Requiring a bit more finesse and a little more care in dealing with people-based opposition is the second type—non-tariff trade barriers, still important problems in places in Europe and elsewhere. Different working habits, siestas, etc.: all of this has to be standardized, and this is a very long process.

And finally we have, most complicated of all, systemic trade barriers, which are problems at the core of modern democracies, and yet which could be solved by allowing the free functioning of a very competent marketplace. A free marketplace. A liberated marketplace. And I like markets, I think this is what markets are for.

Thank you.

 

MODERATOR: As promised, at this point, we're going to open the floor to any discussion. 

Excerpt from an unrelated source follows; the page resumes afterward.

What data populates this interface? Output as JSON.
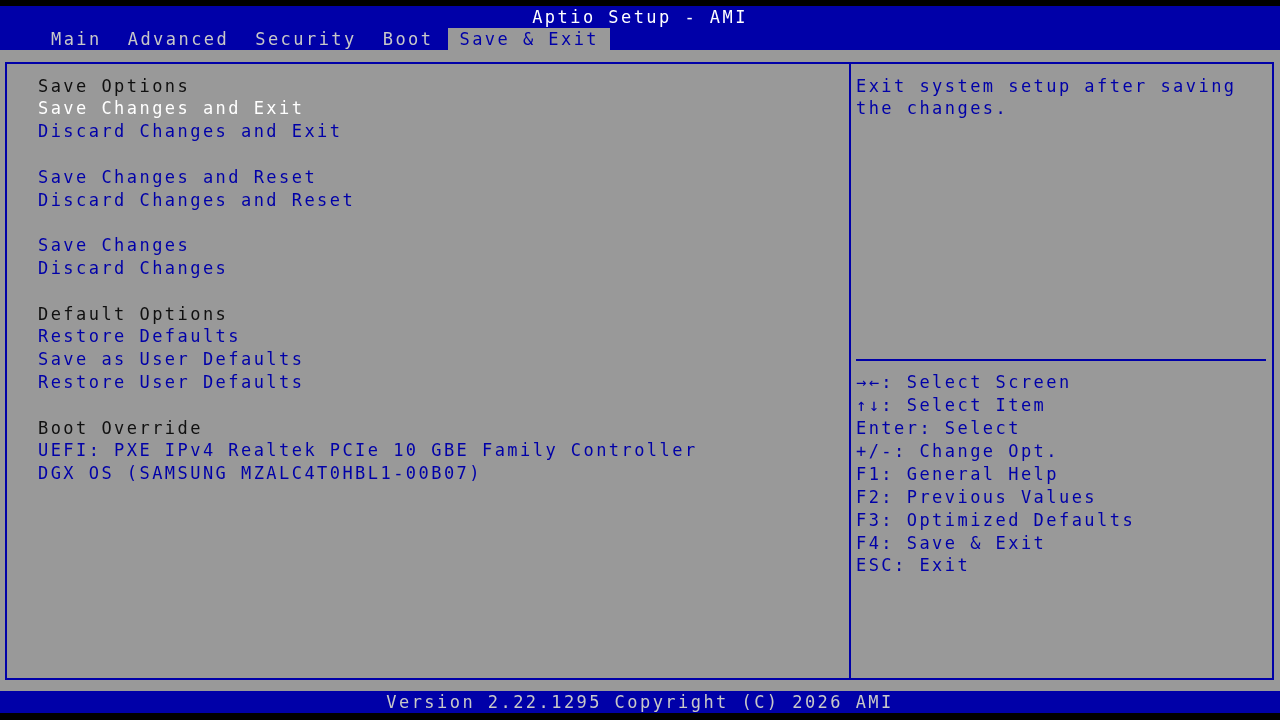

[Paul Brinkman, J.D., a conference participant, raises his hand]

PAUL BRINKMAN: There’s this growing cadre of protestors. What’s disturbing to me, as a person involved day to day in international trade, and the lessening of restrictions, is that I don’t think these people understand what they are protesting. I don’t see a dialog coming from the WTO Secretariat or the member countries. What are you guys doing at the WTO to address these people because these are just people who are energetic and want something to protest at least that’s how I see most of them.

"ANDREAS BICHLBAUER": Yes, in fact, I think you are completely right as we do at the WTO, most of us agree with your perspective.  What is the WTO doing about this? The WTO is so loaded with hatred, er, the other way around, the name of the WTO is so loaded that you can’t really project a friendly image if you’re the WTO to many sectors of the population. It’s the same problems faced by Chevron and other corporations. What we’re looking to do is to learn from the corporate example…as usual. And perform grassroots actions, grassroots dissemination of information, without identifying ourselves in the equation so much, so as to provide a more objective view of our activities.

[Note: six months after Bichlbauer’s “outrageous” answer,  the WTO was discovered to be secretly marketing its ideas to teenagers.]